- Qarıtəpə
- Paravatumb
- Coordinates: 39°48′19″N 46°56′21″E﻿ / ﻿39.80528°N 46.93917°E
- Country: Azerbaijan
- • District: Khojavend

Population (2015)
- • Total: 140
- Time zone: UTC+4 (AZT)

= Paravatumb =

Paravatumb (Պառավաթումբ) or Garitapa (Qarıtəpə) is a village located in the Kalbajar District of Azerbaijan, in the region of Nagorno-Karabakh. Until 2023 it was controlled by the breakaway Republic of Artsakh.
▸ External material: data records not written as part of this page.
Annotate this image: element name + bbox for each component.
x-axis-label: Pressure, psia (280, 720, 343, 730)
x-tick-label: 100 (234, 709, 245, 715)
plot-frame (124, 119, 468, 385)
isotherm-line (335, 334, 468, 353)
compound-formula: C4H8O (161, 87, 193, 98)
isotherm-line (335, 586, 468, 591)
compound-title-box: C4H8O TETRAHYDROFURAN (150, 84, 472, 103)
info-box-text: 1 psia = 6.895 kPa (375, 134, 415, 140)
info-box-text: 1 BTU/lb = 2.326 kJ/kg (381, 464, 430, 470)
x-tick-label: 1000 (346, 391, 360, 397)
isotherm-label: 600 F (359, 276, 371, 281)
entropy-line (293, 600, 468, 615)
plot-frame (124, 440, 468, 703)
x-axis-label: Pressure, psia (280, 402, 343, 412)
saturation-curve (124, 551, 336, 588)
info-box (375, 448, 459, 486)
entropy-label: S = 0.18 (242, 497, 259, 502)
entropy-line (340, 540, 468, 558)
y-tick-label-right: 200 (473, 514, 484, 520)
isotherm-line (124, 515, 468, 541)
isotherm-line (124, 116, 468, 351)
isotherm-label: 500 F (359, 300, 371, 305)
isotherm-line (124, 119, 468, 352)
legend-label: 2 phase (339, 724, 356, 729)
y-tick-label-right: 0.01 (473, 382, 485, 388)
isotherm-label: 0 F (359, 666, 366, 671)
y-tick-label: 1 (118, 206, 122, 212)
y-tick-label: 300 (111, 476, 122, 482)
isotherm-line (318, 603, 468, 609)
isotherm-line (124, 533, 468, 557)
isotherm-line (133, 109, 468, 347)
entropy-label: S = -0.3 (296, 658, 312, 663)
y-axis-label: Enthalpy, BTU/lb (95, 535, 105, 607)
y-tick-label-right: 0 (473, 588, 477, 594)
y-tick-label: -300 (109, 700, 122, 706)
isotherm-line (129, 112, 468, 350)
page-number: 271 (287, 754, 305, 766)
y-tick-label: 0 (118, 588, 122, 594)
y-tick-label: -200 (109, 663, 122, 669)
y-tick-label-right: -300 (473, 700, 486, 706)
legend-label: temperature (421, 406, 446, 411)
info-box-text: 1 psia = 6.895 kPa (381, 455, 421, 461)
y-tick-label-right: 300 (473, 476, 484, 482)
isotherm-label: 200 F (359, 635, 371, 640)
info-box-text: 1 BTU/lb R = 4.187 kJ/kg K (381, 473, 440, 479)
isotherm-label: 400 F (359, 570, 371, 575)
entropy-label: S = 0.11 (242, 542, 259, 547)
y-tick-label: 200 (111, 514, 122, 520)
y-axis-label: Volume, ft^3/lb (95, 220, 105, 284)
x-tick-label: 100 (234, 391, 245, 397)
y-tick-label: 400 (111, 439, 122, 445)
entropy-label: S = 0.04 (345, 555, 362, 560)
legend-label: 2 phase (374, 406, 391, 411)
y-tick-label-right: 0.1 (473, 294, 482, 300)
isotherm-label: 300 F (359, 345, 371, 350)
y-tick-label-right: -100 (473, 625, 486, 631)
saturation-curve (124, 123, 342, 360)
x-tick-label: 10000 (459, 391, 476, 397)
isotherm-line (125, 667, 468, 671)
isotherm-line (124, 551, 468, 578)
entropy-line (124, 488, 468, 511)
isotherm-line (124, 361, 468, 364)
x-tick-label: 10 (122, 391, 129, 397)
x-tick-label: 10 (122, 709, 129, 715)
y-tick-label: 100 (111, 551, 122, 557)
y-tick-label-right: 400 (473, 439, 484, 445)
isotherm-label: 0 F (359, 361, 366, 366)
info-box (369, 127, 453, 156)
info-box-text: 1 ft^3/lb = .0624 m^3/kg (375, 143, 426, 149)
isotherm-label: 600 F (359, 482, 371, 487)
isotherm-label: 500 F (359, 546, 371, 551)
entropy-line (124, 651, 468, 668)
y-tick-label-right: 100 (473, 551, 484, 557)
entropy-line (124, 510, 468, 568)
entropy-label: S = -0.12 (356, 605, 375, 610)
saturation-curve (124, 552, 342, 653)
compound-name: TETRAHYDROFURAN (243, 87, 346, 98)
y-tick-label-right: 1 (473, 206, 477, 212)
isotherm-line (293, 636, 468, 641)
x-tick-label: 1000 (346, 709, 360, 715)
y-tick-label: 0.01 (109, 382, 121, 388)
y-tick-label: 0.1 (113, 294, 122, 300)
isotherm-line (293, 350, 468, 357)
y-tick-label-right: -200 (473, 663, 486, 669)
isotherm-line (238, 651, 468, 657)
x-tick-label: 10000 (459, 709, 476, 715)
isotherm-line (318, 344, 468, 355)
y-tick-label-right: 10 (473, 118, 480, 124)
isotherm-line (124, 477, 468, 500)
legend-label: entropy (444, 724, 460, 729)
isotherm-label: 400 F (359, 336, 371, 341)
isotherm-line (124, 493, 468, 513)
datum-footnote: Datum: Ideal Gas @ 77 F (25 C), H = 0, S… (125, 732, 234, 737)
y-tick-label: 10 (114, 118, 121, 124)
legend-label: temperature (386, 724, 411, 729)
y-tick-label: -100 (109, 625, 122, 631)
The village had an ethnic Armenian-majority population until the expulsion of the Armenian population of Nagorno-Karabakh by Azerbaijan following the 2023 Azerbaijani offensive in Nagorno-Karabakh.

== History ==
During the Soviet period, the village was a part of the Martuni District of the Nagorno-Karabakh Autonomous Oblast.

== Economy and culture ==
The population is mainly engaged in agriculture and animal husbandry. As of 2015, the village has a municipal building, a house of culture, the Paravatumb branch of the Kaghartsi Secondary School, and a medical centre.

== Demographics ==
The village had 171 inhabitants in 2005, and 140 inhabitants in 2015.